Dubbed the "Father of Atlanta" and "hard fighter of everything," Jonathan Norcross was a pioneer in the railroad town.

Following Indian removal in the 1830s, in 1844 Norcross moved to northern Georgia, where he became a successful dry goods merchant and sawmill operator. His sawmill produced mainly railroad ties and string timbers for the assembly of the Georgia Railroad, which had a terminus at Atlanta. Reclaiming timber and debris discarded by the sawmill, poor settlers quickly began building crude shanties for their families.

=== Rise and fall ===
In 1845, pioneer life could be characterized as desolate and distinct with simple pleasures. The numerous male railroad workers in Atlanta sought rough trade. About 15 years before the American Civil War, this was a time of ill repute for Atlanta; the railroad town was known for vice and political corruption. A collection of huts, shacks, brothels, and saloons began developing in the settlement. It grew alongside the similar nearby developments of Snake Nation and Murrell's Row.

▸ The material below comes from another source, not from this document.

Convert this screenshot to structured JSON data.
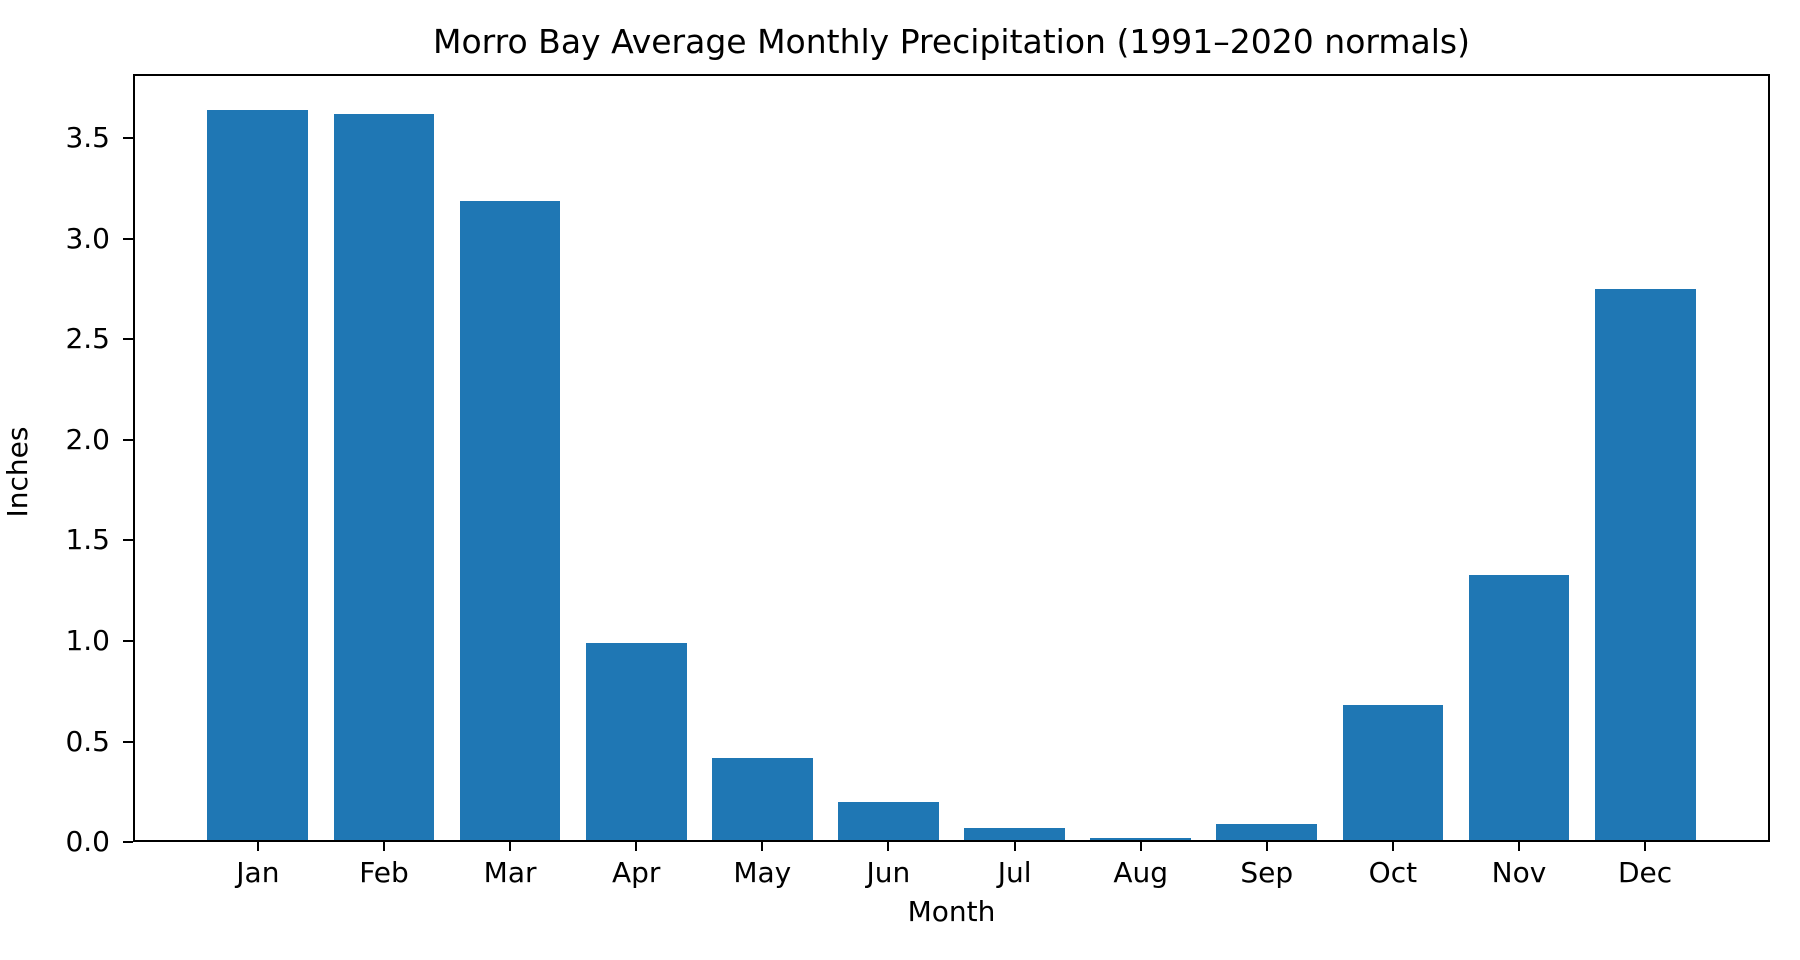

Norcross commented, "the reason why the streets are so crooked, is that every man built on his land just to suit himself."

In 1851, there was an election for the Mayor of Atlanta. The Free and Rowdy Party ("rowdies") which represented the "toughs" of Slabtown, Murrell's Row, and Snake Nation, nominated lawyer and former city councilman L. C. Simpson. (Note: Martin, p.89) The Moral Party nominated Jonathan Norcross. (Note: Martin, p.89) Norcross won the election, becoming the fourth mayor of Atlanta. Soon Norcross, who was now in charge of the police court, made a point of sending rowdies to the city's new jail. After some rowdies threatened the mayor with a cannon, Norcross met with the city council for a secret emergency meeting and began deputizing people loyal to the Moral Party, who that evening were armed and stationed at Norcross' store and in various areas around the city. The rowdies also formed an armed militia, but did not attempt to fire the cannon. Then, at midnight, several squads of the deputized force cleared much of Slabtown and arrested Free and Rowdy Party leaders, who were tried and jailed the next day. (Note: Martin, pp. 91–93) However, Slabtown was not cleared permanently at this time, and was quickly rebuilt.

In 1902, an informal militia in disguise, known as White Caps, attacked Slab Town and Snake Nation in the night. (Note: Martin, pp. 93–94) They whipped the men and hauled the women to Decatur in wagons, warning all of them to leave town. (Note: Martin, pp. 93–94) They also burned down the shanties, and the area was abandoned.

=== 21st-century art and Slabtown ===
In early February 2010, Atlanta Beltline, Inc. (ABI) and Atlanta's Office of Cultural Affairs developed a project Art on the Beltline: Atlanta's New Public Place as part of redevelopment of the former industrial areas around the city. They sequenced visual and performance art installations, as well as historic site interpretations, at different points along the Atlanta Beltline to draw the public. A sculptural homage of the City's historic Slabtown was assembled by the contemporary art collective THE STATUS FACTION. Located on Irwin Street at the Beltline, the Slab Town installation resembles the "slab-style residences" which were destroyed and abandoned in 1902.